The Obama and Biden administrations had argued that the act’s term “system of pollution reduction” actually authorized the EPA to shift from regulating pollution on a factory-by-factory basis (through the use of better pollution-reduction technologies) to demanding that the entire energy sector shift over time from fossil fuels to so-called green energy sources.
But the court judged that the Obama and Biden administrations’ interpretation of the act is precisely the type of judgment that falls under the major questions doctrine. Under that doctrine, it is necessary for Congress to include a clear statement in the law for a court to conclude that it intended to delegate authority “of this breadth to regulate a fundamental sector of the economy.” In this instance, Congress issued no such statement.
Honorable Mention—Mandating Private Employees Get Vaccinated Against COVID-19: National Federation of Independent Business v. Department of Labor, Occupational Safety and Health Administration
While we promised to distill the court’s term to the five most important cases, we couldn’t resist making one honorable mention.
This conglomerate of cases arose from dozens of challenges to the Occupational Safety and Health Administration’s vaccine mandate that it issued in response to the COVID-19 pandemic.
The mandate required businesses with over 100 employees to have their employees get vaccinated against the novel coronavirus. Businesses would be charged a steep fee each day for each employee who did not comply. This mandate would have applied to over 84 million workers.

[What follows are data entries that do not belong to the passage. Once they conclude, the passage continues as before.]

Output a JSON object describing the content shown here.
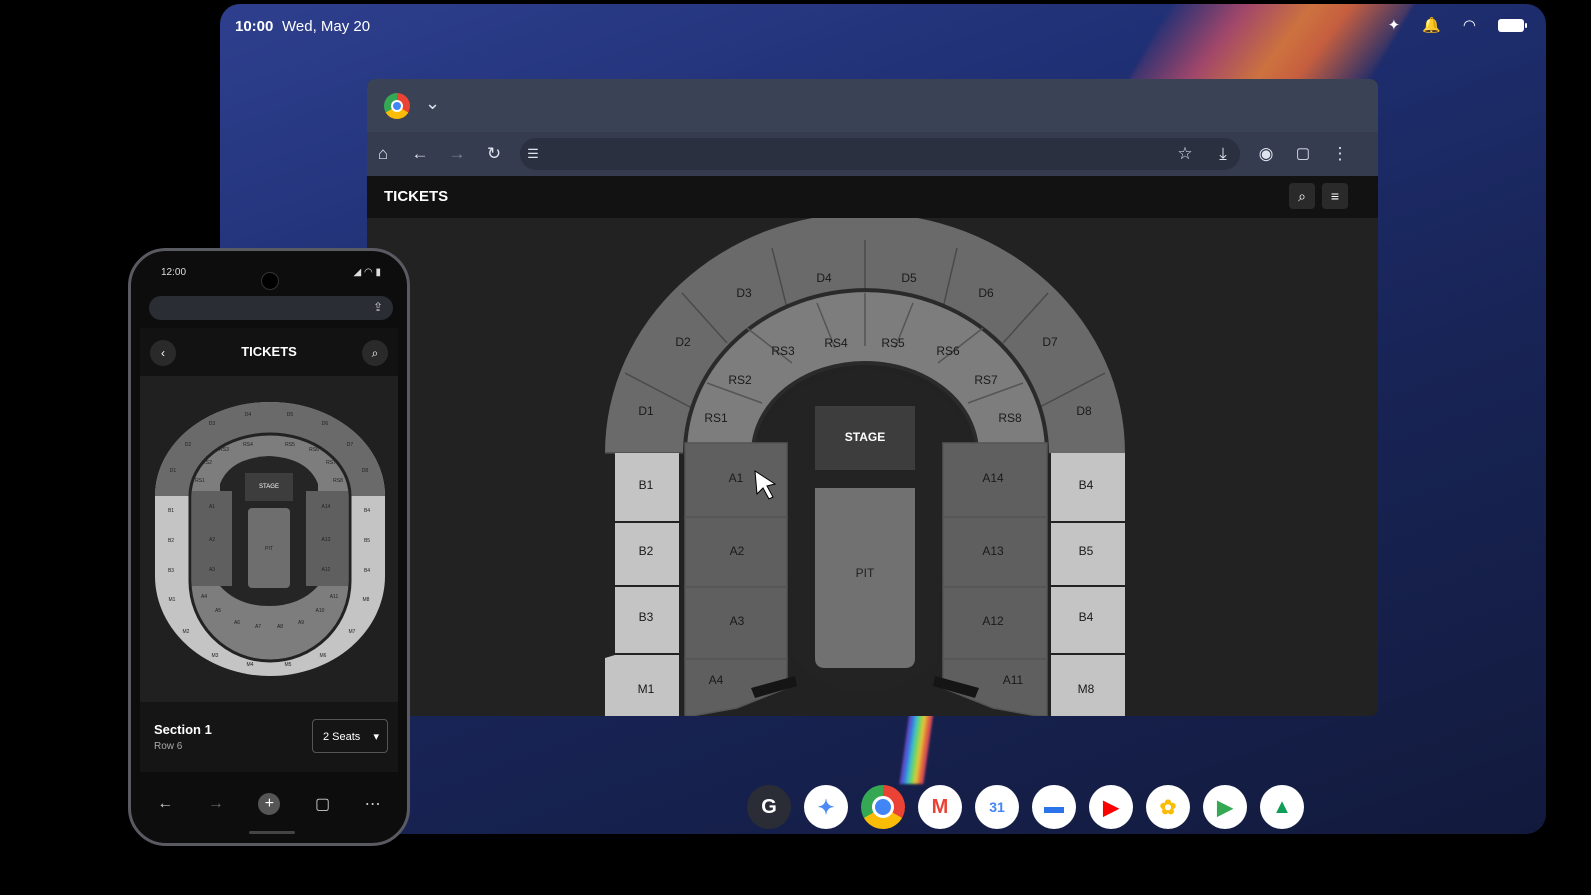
{
  "tablet": {
    "status": {
      "time": "10:00",
      "date": "Wed, May 20"
    },
    "browser": {
      "site_title": "TICKETS"
    },
    "seat_map": {
      "stage_label": "STAGE",
      "pit_label": "PIT",
      "outer_sections": [
        "D1",
        "D2",
        "D3",
        "D4",
        "D5",
        "D6",
        "D7",
        "D8"
      ],
      "ring_sections": [
        "RS1",
        "RS2",
        "RS3",
        "RS4",
        "RS5",
        "RS6",
        "RS7",
        "RS8"
      ],
      "floor_left": [
        "A1",
        "A2",
        "A3",
        "A4"
      ],
      "floor_right": [
        "A14",
        "A13",
        "A12",
        "A11"
      ],
      "side_left": [
        "B1",
        "B2",
        "B3",
        "M1"
      ],
      "side_right": [
        "B4",
        "B5",
        "B4",
        "M8"
      ]
    },
    "dock_apps": [
      "google",
      "gemini",
      "chrome",
      "gmail",
      "calendar",
      "files",
      "youtube",
      "photos",
      "play-store",
      "drive"
    ]
  },
  "phone": {
    "status_time": "12:00",
    "title": "TICKETS",
    "stage_label": "STAGE",
    "pit_label": "PIT",
    "mini_sections": {
      "outer": [
        "D1",
        "D2",
        "D3",
        "D4",
        "D5",
        "D6",
        "D7",
        "D8"
      ],
      "ring": [
        "RS1",
        "RS2",
        "RS3",
        "RS4",
        "RS5",
        "RS6",
        "RS7",
        "RS8"
      ],
      "left": [
        "A1",
        "A2",
        "A3"
      ],
      "right": [
        "A14",
        "A13",
        "A12"
      ],
      "side_left": [
        "B1",
        "B2",
        "B3"
      ],
      "side_right": [
        "B4",
        "B5",
        "B4"
      ],
      "bottom_inner": [
        "A4",
        "A5",
        "A6",
        "A7",
        "A8",
        "A9",
        "A10",
        "A11"
      ],
      "bottom_outer": [
        "M1",
        "M2",
        "M3",
        "M4",
        "M5",
        "M6",
        "M7",
        "M8"
      ]
    },
    "section": "Section 1",
    "row": "Row 6",
    "seats": "2 Seats"
  },
  "colors": {
    "section_dark": "#5f5f5f",
    "section_mid": "#7a7a7a",
    "section_light": "#c4c4c4",
    "stage": "#3a3a3a"
  }
}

In a 6-3 per curiam (unsigned) opinion, the Supreme Court stayed (stopped) the implementation of the vaccination mandate. The majority concluded that the government was not likely to later prevail in its argument in court that OSHA possessed the authority to issue this mandate.

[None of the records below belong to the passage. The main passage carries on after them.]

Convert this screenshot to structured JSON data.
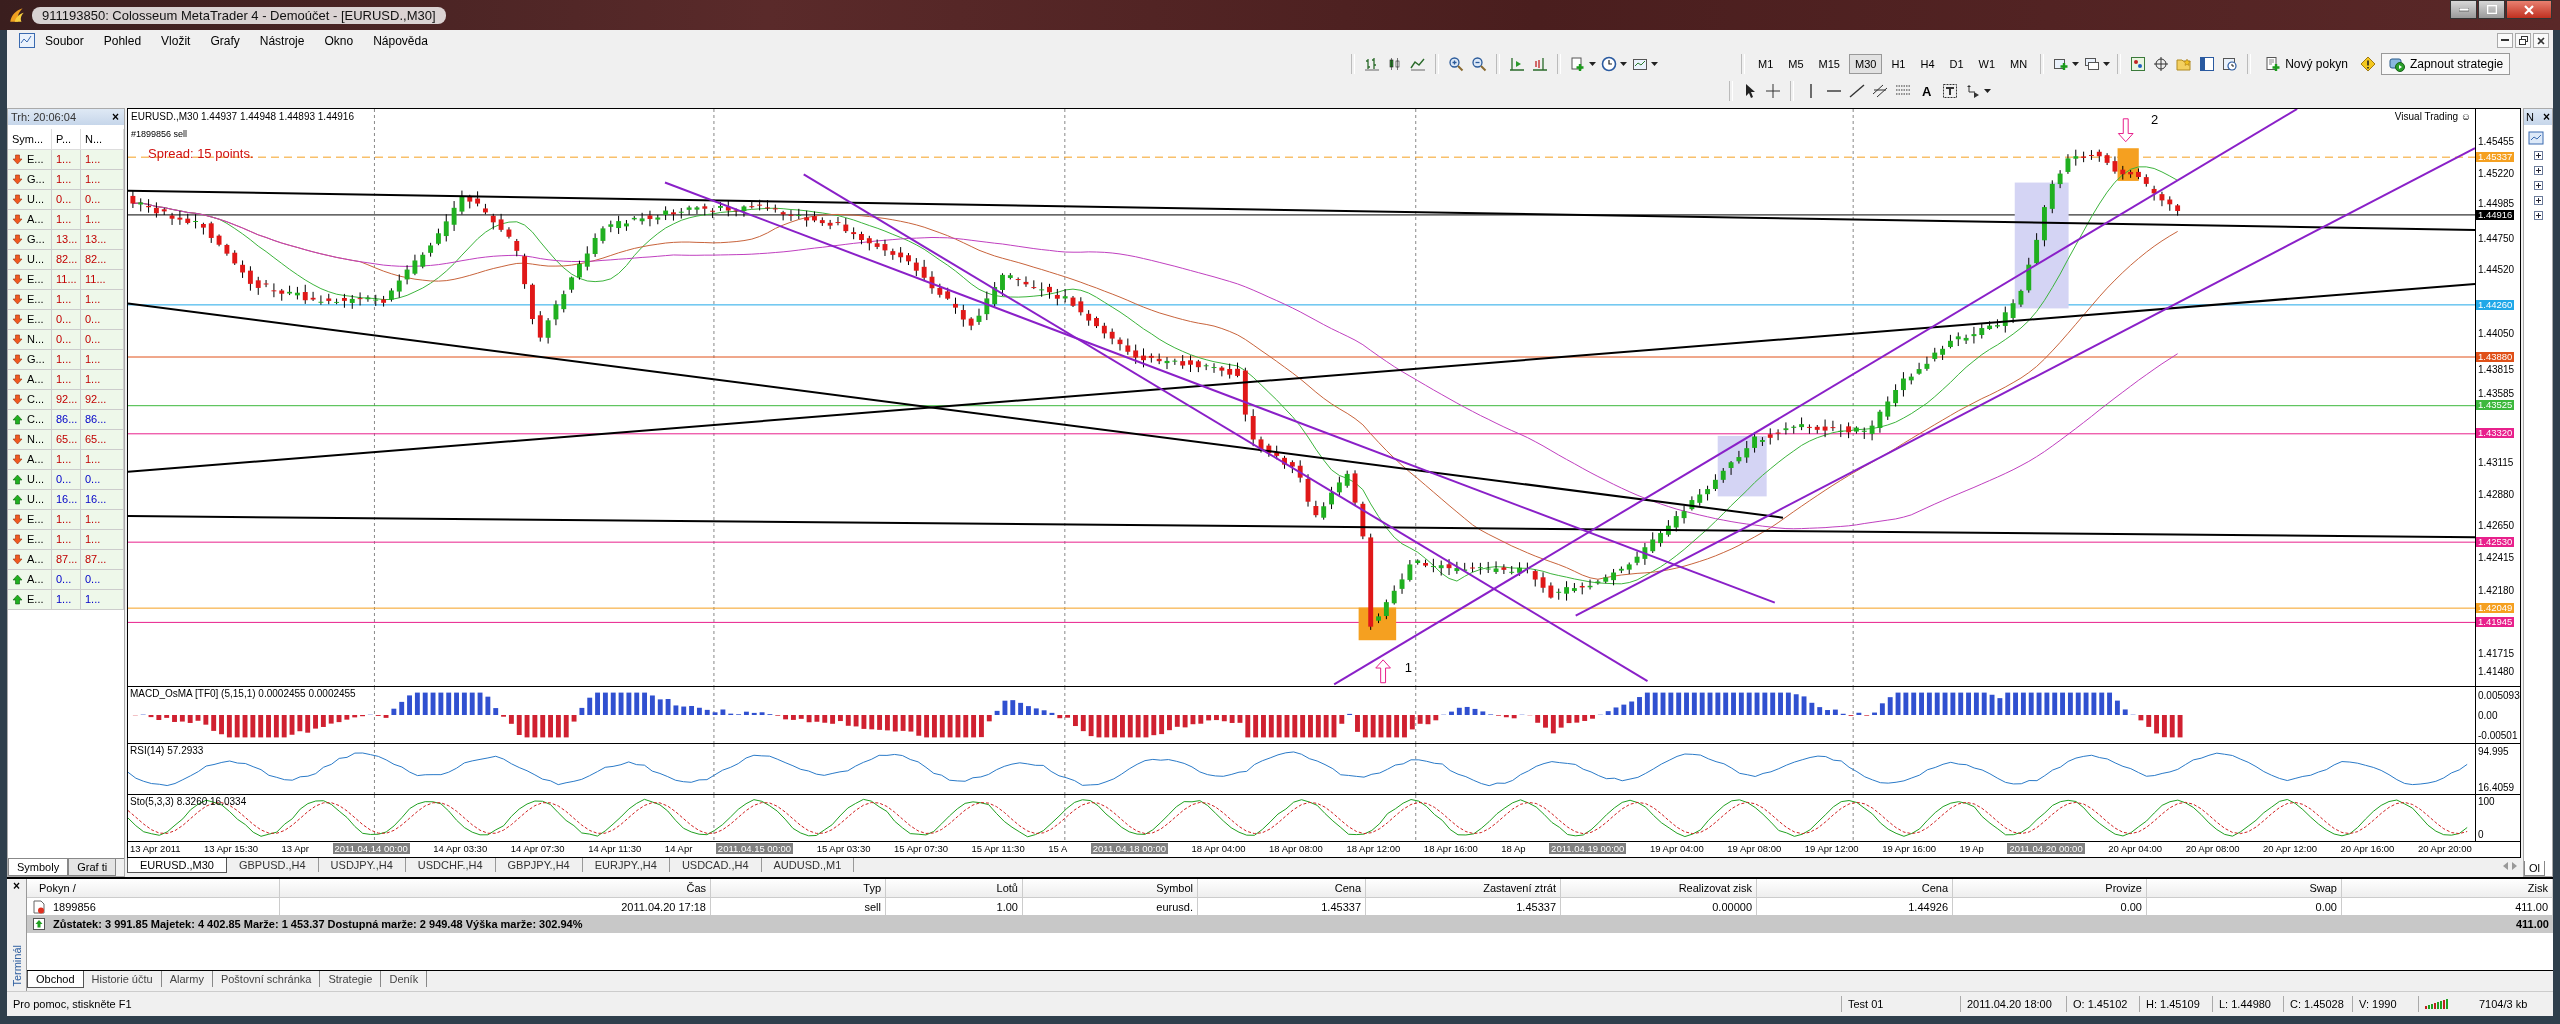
{
  "window": {
    "title": "911193850: Colosseum MetaTrader 4 - Demoúčet - [EURUSD.,M30]"
  },
  "menu": [
    "Soubor",
    "Pohled",
    "Vložit",
    "Grafy",
    "Nástroje",
    "Okno",
    "Nápověda"
  ],
  "toolbar": {
    "timeframes": [
      {
        "label": "M1",
        "selected": false
      },
      {
        "label": "M5",
        "selected": false
      },
      {
        "label": "M15",
        "selected": false
      },
      {
        "label": "M30",
        "selected": true
      },
      {
        "label": "H1",
        "selected": false
      },
      {
        "label": "H4",
        "selected": false
      },
      {
        "label": "D1",
        "selected": false
      },
      {
        "label": "W1",
        "selected": false
      },
      {
        "label": "MN",
        "selected": false
      }
    ],
    "new_order": "Nový pokyn",
    "strategies": "Zapnout strategie",
    "text_tool": "A"
  },
  "market_watch": {
    "title": "Trh: 20:06:04",
    "close": "×",
    "columns": [
      "Sym...",
      "P...",
      "N..."
    ],
    "rows": [
      {
        "symbol": "E...",
        "bid": "1...",
        "ask": "1...",
        "kind": "down"
      },
      {
        "symbol": "G...",
        "bid": "1...",
        "ask": "1...",
        "kind": "down"
      },
      {
        "symbol": "U...",
        "bid": "0...",
        "ask": "0...",
        "kind": "down"
      },
      {
        "symbol": "A...",
        "bid": "1...",
        "ask": "1...",
        "kind": "down"
      },
      {
        "symbol": "G...",
        "bid": "13...",
        "ask": "13...",
        "kind": "down"
      },
      {
        "symbol": "U...",
        "bid": "82...",
        "ask": "82...",
        "kind": "down"
      },
      {
        "symbol": "E...",
        "bid": "11...",
        "ask": "11...",
        "kind": "down"
      },
      {
        "symbol": "E...",
        "bid": "1...",
        "ask": "1...",
        "kind": "down"
      },
      {
        "symbol": "E...",
        "bid": "0...",
        "ask": "0...",
        "kind": "down"
      },
      {
        "symbol": "N...",
        "bid": "0...",
        "ask": "0...",
        "kind": "down"
      },
      {
        "symbol": "G...",
        "bid": "1...",
        "ask": "1...",
        "kind": "down"
      },
      {
        "symbol": "A...",
        "bid": "1...",
        "ask": "1...",
        "kind": "down"
      },
      {
        "symbol": "C...",
        "bid": "92...",
        "ask": "92...",
        "kind": "down"
      },
      {
        "symbol": "C...",
        "bid": "86...",
        "ask": "86...",
        "kind": "up"
      },
      {
        "symbol": "N...",
        "bid": "65...",
        "ask": "65...",
        "kind": "down"
      },
      {
        "symbol": "A...",
        "bid": "1...",
        "ask": "1...",
        "kind": "down"
      },
      {
        "symbol": "U...",
        "bid": "0...",
        "ask": "0...",
        "kind": "up"
      },
      {
        "symbol": "U...",
        "bid": "16...",
        "ask": "16...",
        "kind": "up"
      },
      {
        "symbol": "E...",
        "bid": "1...",
        "ask": "1...",
        "kind": "down"
      },
      {
        "symbol": "E...",
        "bid": "1...",
        "ask": "1...",
        "kind": "down"
      },
      {
        "symbol": "A...",
        "bid": "87...",
        "ask": "87...",
        "kind": "down"
      },
      {
        "symbol": "A...",
        "bid": "0...",
        "ask": "0...",
        "kind": "up"
      },
      {
        "symbol": "E...",
        "bid": "1...",
        "ask": "1...",
        "kind": "up"
      }
    ],
    "tabs": [
      {
        "label": "Symboly",
        "selected": true
      },
      {
        "label": "Graf ti",
        "selected": false
      }
    ]
  },
  "chart": {
    "header": "EURUSD.,M30  1.44937 1.44948 1.44893 1.44916",
    "order_label": "#1899856 sell",
    "spread": "Spread: 15 points.",
    "brand": "Visual Trading ☺",
    "annotations": [
      "1",
      "2"
    ],
    "price_axis": [
      "1.45455",
      "1.45220",
      "1.44985",
      "1.44750",
      "1.44520",
      "1.44050",
      "1.43815",
      "1.43585",
      "1.43115",
      "1.42880",
      "1.42650",
      "1.42415",
      "1.42180",
      "1.41715",
      "1.41480"
    ],
    "price_lines": [
      {
        "price": "1.45337",
        "color": "#f5a020",
        "kind": "order"
      },
      {
        "price": "1.44916",
        "color": "#000000",
        "kind": "bid"
      },
      {
        "price": "1.44260",
        "color": "#20a8e8",
        "kind": "level"
      },
      {
        "price": "1.43880",
        "color": "#e05018",
        "kind": "level"
      },
      {
        "price": "1.43525",
        "color": "#3cb83c",
        "kind": "level"
      },
      {
        "price": "1.43320",
        "color": "#e8208c",
        "kind": "level"
      },
      {
        "price": "1.42530",
        "color": "#e8208c",
        "kind": "level"
      },
      {
        "price": "1.42049",
        "color": "#f5a020",
        "kind": "level"
      },
      {
        "price": "1.41945",
        "color": "#e8208c",
        "kind": "level"
      }
    ],
    "indicators": [
      {
        "kind": "macd",
        "label": "MACD_OsMA [TF0] (5,15,1) 0.0002455 0.0002455",
        "axis": [
          "0.005093",
          "0.00",
          "-0.00501"
        ]
      },
      {
        "kind": "rsi",
        "label": "RSI(14) 57.2933",
        "axis": [
          "94.995",
          "16.4059"
        ]
      },
      {
        "kind": "sto",
        "label": "Sto(5,3,3) 8.3260 16.0334",
        "axis": [
          "100",
          "0"
        ]
      }
    ],
    "time_axis": [
      {
        "label": "13 Apr 2011",
        "kind": "tick"
      },
      {
        "label": "13 Apr 15:30",
        "kind": "tick"
      },
      {
        "label": "13 Apr",
        "kind": "tick"
      },
      {
        "label": "2011.04.14 00:00",
        "kind": "marker"
      },
      {
        "label": "14 Apr 03:30",
        "kind": "tick"
      },
      {
        "label": "14 Apr 07:30",
        "kind": "tick"
      },
      {
        "label": "14 Apr 11:30",
        "kind": "tick"
      },
      {
        "label": "14 Apr",
        "kind": "tick"
      },
      {
        "label": "2011.04.15 00:00",
        "kind": "marker"
      },
      {
        "label": "15 Apr 03:30",
        "kind": "tick"
      },
      {
        "label": "15 Apr 07:30",
        "kind": "tick"
      },
      {
        "label": "15 Apr 11:30",
        "kind": "tick"
      },
      {
        "label": "15 A",
        "kind": "tick"
      },
      {
        "label": "2011.04.18 00:00",
        "kind": "marker"
      },
      {
        "label": "18 Apr 04:00",
        "kind": "tick"
      },
      {
        "label": "18 Apr 08:00",
        "kind": "tick"
      },
      {
        "label": "18 Apr 12:00",
        "kind": "tick"
      },
      {
        "label": "18 Apr 16:00",
        "kind": "tick"
      },
      {
        "label": "18 Ap",
        "kind": "tick"
      },
      {
        "label": "2011.04.19 00:00",
        "kind": "marker"
      },
      {
        "label": "19 Apr 04:00",
        "kind": "tick"
      },
      {
        "label": "19 Apr 08:00",
        "kind": "tick"
      },
      {
        "label": "19 Apr 12:00",
        "kind": "tick"
      },
      {
        "label": "19 Apr 16:00",
        "kind": "tick"
      },
      {
        "label": "19 Ap",
        "kind": "tick"
      },
      {
        "label": "2011.04.20 00:00",
        "kind": "marker"
      },
      {
        "label": "20 Apr 04:00",
        "kind": "tick"
      },
      {
        "label": "20 Apr 08:00",
        "kind": "tick"
      },
      {
        "label": "20 Apr 12:00",
        "kind": "tick"
      },
      {
        "label": "20 Apr 16:00",
        "kind": "tick"
      },
      {
        "label": "20 Apr 20:00",
        "kind": "tick"
      }
    ]
  },
  "chart_tabs": [
    {
      "label": "EURUSD.,M30",
      "selected": true
    },
    {
      "label": "GBPUSD.,H4",
      "selected": false
    },
    {
      "label": "USDJPY.,H4",
      "selected": false
    },
    {
      "label": "USDCHF.,H4",
      "selected": false
    },
    {
      "label": "GBPJPY.,H4",
      "selected": false
    },
    {
      "label": "EURJPY.,H4",
      "selected": false
    },
    {
      "label": "USDCAD.,H4",
      "selected": false
    },
    {
      "label": "AUDUSD.,M1",
      "selected": false
    }
  ],
  "navigator": {
    "title": "N",
    "close": "×",
    "tab": "Ol"
  },
  "terminal": {
    "side_label": "Terminál",
    "close": "×",
    "columns": [
      "Pokyn  /",
      "Čas",
      "Typ",
      "Lotů",
      "Symbol",
      "Cena",
      "Zastavení ztrát",
      "Realizovat zisk",
      "Cena",
      "Provize",
      "Swap",
      "Zisk"
    ],
    "rows": [
      [
        "1899856",
        "2011.04.20 17:18",
        "sell",
        "1.00",
        "eurusd.",
        "1.45337",
        "1.45337",
        "0.00000",
        "1.44926",
        "0.00",
        "0.00",
        "411.00"
      ]
    ],
    "summary": "Zůstatek: 3 991.85  Majetek: 4 402.85  Marže: 1 453.37  Dostupná marže: 2 949.48  Výška marže: 302.94%",
    "total": "411.00",
    "tabs": [
      {
        "label": "Obchod",
        "selected": true
      },
      {
        "label": "Historie účtu",
        "selected": false
      },
      {
        "label": "Alarmy",
        "selected": false
      },
      {
        "label": "Poštovní schránka",
        "selected": false
      },
      {
        "label": "Strategie",
        "selected": false
      },
      {
        "label": "Deník",
        "selected": false
      }
    ]
  },
  "status_bar": {
    "help": "Pro pomoc, stiskněte F1",
    "fields": [
      "Test 01",
      "2011.04.20 18:00",
      "O: 1.45102",
      "H: 1.45109",
      "L: 1.44980",
      "C: 1.45028",
      "V: 1990"
    ],
    "traffic": "7104/3 kb"
  }
}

The majority noted that neither OSHA nor Congress had ever imposed such a requirement and that “although Congress has enacted significant legislation addressing the COVID-19 pandemic, it has declined to enact any measure similar to what OSHA has promulgated here.”

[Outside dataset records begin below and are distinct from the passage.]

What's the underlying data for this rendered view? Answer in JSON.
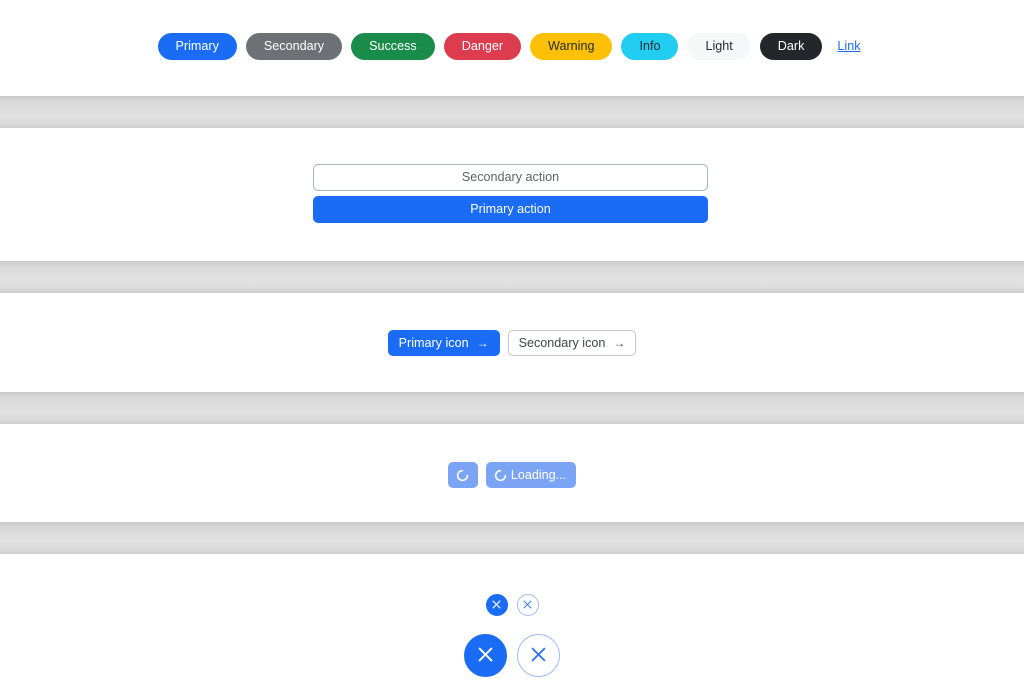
{
  "sections": {
    "contextual_buttons": {
      "buttons": [
        {
          "label": "Primary",
          "variant": "primary",
          "color": "#1a6cf5",
          "text_color": "#ffffff"
        },
        {
          "label": "Secondary",
          "variant": "secondary",
          "color": "#6d7175",
          "text_color": "#ffffff"
        },
        {
          "label": "Success",
          "variant": "success",
          "color": "#1a8c4a",
          "text_color": "#ffffff"
        },
        {
          "label": "Danger",
          "variant": "danger",
          "color": "#dc3c4d",
          "text_color": "#ffffff"
        },
        {
          "label": "Warning",
          "variant": "warning",
          "color": "#fcc106",
          "text_color": "#262b30"
        },
        {
          "label": "Info",
          "variant": "info",
          "color": "#21cdf0",
          "text_color": "#262b30"
        },
        {
          "label": "Light",
          "variant": "light",
          "color": "#f6f7f8",
          "text_color": "#262b30"
        },
        {
          "label": "Dark",
          "variant": "dark",
          "color": "#23272b",
          "text_color": "#ffffff"
        },
        {
          "label": "Link",
          "variant": "link",
          "color": "transparent",
          "text_color": "#1a6cf5"
        }
      ]
    },
    "block_buttons": {
      "secondary_label": "Secondary action",
      "primary_label": "Primary action"
    },
    "icon_buttons": {
      "primary_label": "Primary icon",
      "secondary_label": "Secondary icon",
      "icon": "arrow-right-icon",
      "icon_glyph": "→"
    },
    "loading_buttons": {
      "icon_only_label": "",
      "text_label": "Loading...",
      "spinner_icon": "spinner-icon",
      "disabled_color": "#7ba5f4"
    },
    "close_buttons": {
      "small": [
        {
          "style": "filled",
          "icon": "close-icon"
        },
        {
          "style": "outline",
          "icon": "close-icon"
        }
      ],
      "large": [
        {
          "style": "filled",
          "icon": "close-icon"
        },
        {
          "style": "outline",
          "icon": "close-icon"
        }
      ]
    }
  },
  "theme": {
    "accent": "#1a6cf5",
    "separator_band": "#dedede",
    "background": "#ffffff"
  }
}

“As its name suggests,” the court explained, “OSHA is tasked with ensuring occupational safety—that is, ‘safe and healthful working conditions.’” The text of the statute empowers OSHA only “to set workplace safety standards, not broad public health measures,” and “no provision of the Act addresses public health more generally, which falls outside of OSHA’s sphere of expertise.”
The court’s majority rejected the government’s argument that the risk of contracting COVID-19 at work empowers OSHA to issue its vaccination mandate on the grounds that the risk “is not an occupational hazard,” but is a “universal risk” that “is no different from the day-to-day dangers that all face from crime, air pollution, or any number of communicable diseases.”
The federal government has not pursued arguing the case further, and the stay remains in effect.
This term, the court heard, and decided, many momentous cases. It will likely go down as one of the most memorable and important terms in Supreme Court history. While the court didn’t get every decision right, its decisions this term make clear that a majority of justices are committed to deciding cases on a more originalist and textualist basis than in the past.
That’s a good thing for the court—and a good thing for our country.